Based on the children’s book A Day with Wilbur Robinson by William
Joyce, the computer-generated movie has, in director Anderson’s words,
“a whole bunch of other stuff” that has been added to round out the
story. Anderson was adopted as a child, so he brings a lot of
identification to this story of an orphan and his search through time
for a family. The orphan is Lewis, a genius IQ child inventor, who was
left at the door of an orphanage as an infant. To find his mother,
Lewis invents a memory scanner to retrieve the image of her from his
own brain. When Wilbur Robinson, a mysterious young man, appears at a
science fair at Lewis’s school, the adventure in time begins.

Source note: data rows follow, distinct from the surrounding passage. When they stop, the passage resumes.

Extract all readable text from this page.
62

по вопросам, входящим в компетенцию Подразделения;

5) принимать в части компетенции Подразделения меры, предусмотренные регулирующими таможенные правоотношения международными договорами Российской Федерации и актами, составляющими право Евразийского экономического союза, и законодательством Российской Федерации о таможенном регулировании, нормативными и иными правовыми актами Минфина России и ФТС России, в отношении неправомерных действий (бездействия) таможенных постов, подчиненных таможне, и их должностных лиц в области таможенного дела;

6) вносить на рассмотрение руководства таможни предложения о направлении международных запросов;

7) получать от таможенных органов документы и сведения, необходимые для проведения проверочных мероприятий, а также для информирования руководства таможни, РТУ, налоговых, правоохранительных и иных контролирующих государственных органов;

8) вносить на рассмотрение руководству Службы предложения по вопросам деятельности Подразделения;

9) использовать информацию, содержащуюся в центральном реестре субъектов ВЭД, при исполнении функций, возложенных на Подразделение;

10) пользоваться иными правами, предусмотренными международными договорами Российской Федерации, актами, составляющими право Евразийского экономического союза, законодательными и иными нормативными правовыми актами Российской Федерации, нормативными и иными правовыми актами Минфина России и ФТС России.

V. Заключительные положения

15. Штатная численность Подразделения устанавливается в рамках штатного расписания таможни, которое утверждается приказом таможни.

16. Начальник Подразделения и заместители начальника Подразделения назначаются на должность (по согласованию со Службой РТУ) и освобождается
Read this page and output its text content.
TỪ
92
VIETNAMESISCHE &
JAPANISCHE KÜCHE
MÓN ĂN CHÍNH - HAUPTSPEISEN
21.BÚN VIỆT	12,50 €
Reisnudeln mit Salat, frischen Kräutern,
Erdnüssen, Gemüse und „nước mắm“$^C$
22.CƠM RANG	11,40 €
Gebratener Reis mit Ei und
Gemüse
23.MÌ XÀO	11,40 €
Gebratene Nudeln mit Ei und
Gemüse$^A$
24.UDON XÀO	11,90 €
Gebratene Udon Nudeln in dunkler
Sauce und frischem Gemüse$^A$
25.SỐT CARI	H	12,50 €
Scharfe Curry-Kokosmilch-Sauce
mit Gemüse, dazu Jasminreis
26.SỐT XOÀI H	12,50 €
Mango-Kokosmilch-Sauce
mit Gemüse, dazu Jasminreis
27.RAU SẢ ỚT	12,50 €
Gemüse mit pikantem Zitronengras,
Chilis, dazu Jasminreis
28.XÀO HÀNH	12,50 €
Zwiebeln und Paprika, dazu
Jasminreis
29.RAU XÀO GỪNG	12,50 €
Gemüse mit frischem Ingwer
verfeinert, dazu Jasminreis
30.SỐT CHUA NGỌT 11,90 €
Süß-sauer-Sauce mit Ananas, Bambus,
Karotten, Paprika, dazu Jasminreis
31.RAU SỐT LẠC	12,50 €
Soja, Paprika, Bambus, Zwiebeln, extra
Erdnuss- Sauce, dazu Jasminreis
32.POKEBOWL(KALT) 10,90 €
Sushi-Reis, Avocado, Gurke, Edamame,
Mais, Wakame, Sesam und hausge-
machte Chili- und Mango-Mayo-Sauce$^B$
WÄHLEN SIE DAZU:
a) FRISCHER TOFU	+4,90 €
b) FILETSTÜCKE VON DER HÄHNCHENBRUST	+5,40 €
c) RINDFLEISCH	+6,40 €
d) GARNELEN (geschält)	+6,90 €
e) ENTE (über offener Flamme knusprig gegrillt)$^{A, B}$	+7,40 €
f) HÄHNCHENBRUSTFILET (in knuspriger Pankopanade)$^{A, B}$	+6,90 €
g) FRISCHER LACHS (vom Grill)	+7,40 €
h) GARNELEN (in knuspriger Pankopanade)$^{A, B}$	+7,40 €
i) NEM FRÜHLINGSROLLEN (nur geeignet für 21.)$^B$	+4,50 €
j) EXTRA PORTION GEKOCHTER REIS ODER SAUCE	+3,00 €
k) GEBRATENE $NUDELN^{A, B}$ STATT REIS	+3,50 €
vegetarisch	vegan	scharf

The individual characters in Robinsons are computer-rendered in a
cartoon style but they are set within the confines of a very realistic
looking world. Throughout the narrative the 3-D effects are pleasing
and dynamic, changing with greater or lesser amounts of depth behind
the screen, according to the demands of the story. Plenty of elements,
particularly an ingenious flying bowler hat of Lewis’s invention, fly
out into the audience space in a natural, and humorous manner.
Stereoscopic elements reinforce the humor in the story in big and small
ways. When the bungling “oil-can Harry” villain named only Bowler Hat
Guy, for example, gets his nose trapped beneath a lowered window, the
3-D tweak lends extra humor to the moment.
When the narrative launches into the future with a flying machine that
circles out along the way into the theater space, the richly-colored
vistas of the imaginatively rendered city deepen out behind the screen
with greater 3-D. The fluid depth effects, created under the guidance
of stereoscopic supervisor Phil ‘Captain 3D’ McNally, include
techniques such as animation of the stereo window, what Lenny Lipton,
CTO of RealD, in a recent paper has designated as “Vertical Surround
Parallax Correction.” At no time, however, do the 3-D effects call
attention to themselves but are consistenly used in service of the
story. The deepest moments in the movie take place with a rapid thrill
ride through a brief but surprisingly dystopian urbanscape
inadvertently contrived by Bowler Hat Guy.
The 3-D effects in Meet the Robinsons represent a considerable advance
for McNally beyond his initial efforts with stereoscopic conversion of
Chicken Little at Industrial Light and Magic. Serious 3-D
contributions were also made by Brian ‘vfxdoctor’ Gardner and Bernard
Mendiburu working on stereoscopic layouts. Stereoscopic software for
the project was developed by Paul Allen Newell.
We are reaching the end of a cycle of 3-D feature films repurposed to
stereo from pre-existing projects . We are at the dawn of an epoch when
stereoscopic features will be built from the ‘ground up’ specifically
for 3-D narratives in the language of the “z-axis." The new 3-D
stories will be built for deep vistas behind the screen and wide open
air in the audience space. I can hardly wait.